Comment by aidos

6 years ago

While I agree with some of your comment, I feel like it’s harsh to paint the whole chrome enterprise with that brush. Chrome was about freeing the world of a truly terrible web browser and a lot of devoted devs have spent a lot of time working on it. There’s an advertising aspect that it’s right to call out, but I think on the whole it was done to make the internet better, because the internet is google’s business too.

EDIT I just wanted to point out that a load of people have poured their lives into making Google Chrome the amazing bit of software that it is and suggesting that the end-goal has been entirely about supplying ads does a great disservice to their personal contributions.

These aren't mutually exclusive things. The people working on Chrome were and are highly motivated, intelligent and passionate people, some of whom I call friends, who want to see the web become a better place. In that regard they have succeeded massively.

But by this point, Google has dropped billions of dollars on salaries for those developers to build Chrome (call it >500 devs, >$200k salaries, >10 years). Google is not a charity. They didn't build Chrome with the intent to lose money on it. Everything else Google made that wasn't profitable is gone now, and yet here Chrome stands. Because it is an indirect profit center.

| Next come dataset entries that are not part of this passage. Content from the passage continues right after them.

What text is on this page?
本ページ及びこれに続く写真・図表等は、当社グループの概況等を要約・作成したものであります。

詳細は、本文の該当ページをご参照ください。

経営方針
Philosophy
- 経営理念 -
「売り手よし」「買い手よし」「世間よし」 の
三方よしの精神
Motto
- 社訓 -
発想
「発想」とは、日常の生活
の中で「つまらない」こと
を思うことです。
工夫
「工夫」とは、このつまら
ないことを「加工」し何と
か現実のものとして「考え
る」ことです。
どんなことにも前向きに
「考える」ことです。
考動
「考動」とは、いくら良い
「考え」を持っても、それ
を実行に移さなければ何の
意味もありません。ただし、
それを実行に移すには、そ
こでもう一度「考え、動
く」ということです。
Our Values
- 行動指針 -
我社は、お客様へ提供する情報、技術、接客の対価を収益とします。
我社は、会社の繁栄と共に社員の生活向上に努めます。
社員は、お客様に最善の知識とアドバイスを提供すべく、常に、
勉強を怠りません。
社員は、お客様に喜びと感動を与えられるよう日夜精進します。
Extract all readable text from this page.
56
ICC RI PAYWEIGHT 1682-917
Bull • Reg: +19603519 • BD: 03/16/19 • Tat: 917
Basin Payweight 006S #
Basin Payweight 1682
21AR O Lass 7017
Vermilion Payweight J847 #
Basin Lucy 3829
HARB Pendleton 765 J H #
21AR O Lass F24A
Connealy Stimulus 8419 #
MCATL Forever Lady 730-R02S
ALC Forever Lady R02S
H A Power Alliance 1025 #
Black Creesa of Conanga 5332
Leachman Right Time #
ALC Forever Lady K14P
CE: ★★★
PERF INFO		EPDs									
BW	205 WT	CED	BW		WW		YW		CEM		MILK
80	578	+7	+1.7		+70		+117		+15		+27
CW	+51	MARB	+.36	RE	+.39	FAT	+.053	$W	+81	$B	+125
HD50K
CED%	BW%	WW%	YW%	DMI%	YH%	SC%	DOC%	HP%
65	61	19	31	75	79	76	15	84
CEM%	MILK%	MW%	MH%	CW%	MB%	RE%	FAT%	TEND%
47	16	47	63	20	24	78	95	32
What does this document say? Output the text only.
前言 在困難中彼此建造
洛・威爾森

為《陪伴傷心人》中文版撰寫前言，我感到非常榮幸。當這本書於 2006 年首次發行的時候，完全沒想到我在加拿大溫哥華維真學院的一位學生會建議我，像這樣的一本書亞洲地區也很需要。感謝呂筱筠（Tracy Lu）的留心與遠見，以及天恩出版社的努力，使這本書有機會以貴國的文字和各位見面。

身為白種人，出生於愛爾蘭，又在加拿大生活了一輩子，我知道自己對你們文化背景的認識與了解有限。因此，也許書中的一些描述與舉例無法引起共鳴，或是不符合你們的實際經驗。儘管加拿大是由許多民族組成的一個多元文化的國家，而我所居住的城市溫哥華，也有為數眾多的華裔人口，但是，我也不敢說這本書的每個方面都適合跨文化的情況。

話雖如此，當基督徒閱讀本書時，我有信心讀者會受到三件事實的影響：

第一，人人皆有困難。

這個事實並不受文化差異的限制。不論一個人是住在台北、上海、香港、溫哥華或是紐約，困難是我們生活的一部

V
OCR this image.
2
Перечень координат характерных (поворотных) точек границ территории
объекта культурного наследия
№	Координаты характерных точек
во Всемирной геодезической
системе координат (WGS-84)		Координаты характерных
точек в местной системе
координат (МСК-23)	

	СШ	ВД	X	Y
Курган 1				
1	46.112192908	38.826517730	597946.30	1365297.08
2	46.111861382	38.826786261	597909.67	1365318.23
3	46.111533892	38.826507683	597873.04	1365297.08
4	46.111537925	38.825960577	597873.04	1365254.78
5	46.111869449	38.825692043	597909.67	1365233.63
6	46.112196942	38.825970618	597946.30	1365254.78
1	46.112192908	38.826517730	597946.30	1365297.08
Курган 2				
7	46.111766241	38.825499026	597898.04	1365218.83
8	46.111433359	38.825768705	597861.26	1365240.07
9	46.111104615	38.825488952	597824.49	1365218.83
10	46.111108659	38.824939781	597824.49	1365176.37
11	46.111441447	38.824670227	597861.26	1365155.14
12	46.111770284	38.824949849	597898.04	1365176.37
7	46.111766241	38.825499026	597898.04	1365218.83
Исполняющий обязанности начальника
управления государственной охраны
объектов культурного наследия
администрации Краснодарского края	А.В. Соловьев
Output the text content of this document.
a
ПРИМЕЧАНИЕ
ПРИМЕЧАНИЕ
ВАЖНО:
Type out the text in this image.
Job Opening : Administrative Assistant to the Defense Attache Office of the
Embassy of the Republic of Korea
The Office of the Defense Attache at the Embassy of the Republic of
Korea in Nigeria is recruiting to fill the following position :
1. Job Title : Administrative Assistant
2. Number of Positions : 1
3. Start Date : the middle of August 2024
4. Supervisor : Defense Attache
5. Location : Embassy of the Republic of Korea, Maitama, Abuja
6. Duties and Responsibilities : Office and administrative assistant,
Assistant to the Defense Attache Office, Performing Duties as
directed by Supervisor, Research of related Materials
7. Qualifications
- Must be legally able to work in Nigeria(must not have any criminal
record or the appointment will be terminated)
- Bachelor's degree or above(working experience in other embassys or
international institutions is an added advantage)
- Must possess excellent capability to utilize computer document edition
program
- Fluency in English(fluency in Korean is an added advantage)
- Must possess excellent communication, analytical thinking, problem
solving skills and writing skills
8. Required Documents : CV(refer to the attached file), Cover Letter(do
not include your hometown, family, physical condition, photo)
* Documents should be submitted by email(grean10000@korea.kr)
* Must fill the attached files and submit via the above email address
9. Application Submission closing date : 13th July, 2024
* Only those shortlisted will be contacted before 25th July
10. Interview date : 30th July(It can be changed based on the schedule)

And you've pointed out the real issue: Chrome was about freeing the world of a truly terrible web browser. 'Was'. But it did that! So what is it about now? Why would Google continue to pour money into it if they didn't expect to extract more money out of it in the future?

You can make the world better and make money while doing it. Ideally, that's what we all are doing.

It wasn’t some noble mission to free the world. Chrome was always about Google controlling the client side of the web to guarantee their advertising access to web users. The ability to extract additional data from the user was a nice bonus.

The way I see it, both of these can be (and most likely are) true. Intentions of the company aren't usually the same as intentions of individual contributors (or even whole teams). The Web is Google's business - the more stuff happens on the Web, the more money they can eventually make of it. Advertising is how they make most of that money, so this is what they're protecting. But beyond that, Chrome answered a real need and a lot of hard-working people made it into a best-in-class browser.

"Chrome was about freeing the world of a truly terrible web browser "

Chrome is about establishing more control over the web to further the business objectives of Google and Alphabet.

The problem with this belief of Google as some kind of 'benevolent actor' is a function of the new kind of branding they helped introduce, something that an entire generation of particularly young people are being duped by.

'Brand' used to be the image that companies presented - it was a decision, a marketing tactic, usually invented by agencies. Google was one of the first to change that, to effectively 'internalize' the brand so that they (staff, even leaders) really kind of believed their own kool-aid. There's an incredible aura of 'authenticity' to this; when leaders really believe their own schtick, it rings more powerfully. (This is an issue for another thread.)

But Google has proven that in the long run, they're just a regular company. I don't think they are bad actors, and in the big picture, they're better than most. But, they're just a self-interested entity: they will do whatever is in their power and which is also legal, to leverage their incumbency and stymie competition.

  • > The problem with this belief of Google as some kind of 'benevolent actor'

    You put 'benevolent actor' in quotes as if the comment you are replying to contained that. It didn't.

    • Stress quotes. That is just one of the possible devices to achieve that.

      I see a lot of that here, people misunderstanding basic speech/writing conventions. Maybe giving the op the benefit of doubt, assuming s/he knows what s/he is doing, can help avoid some of those.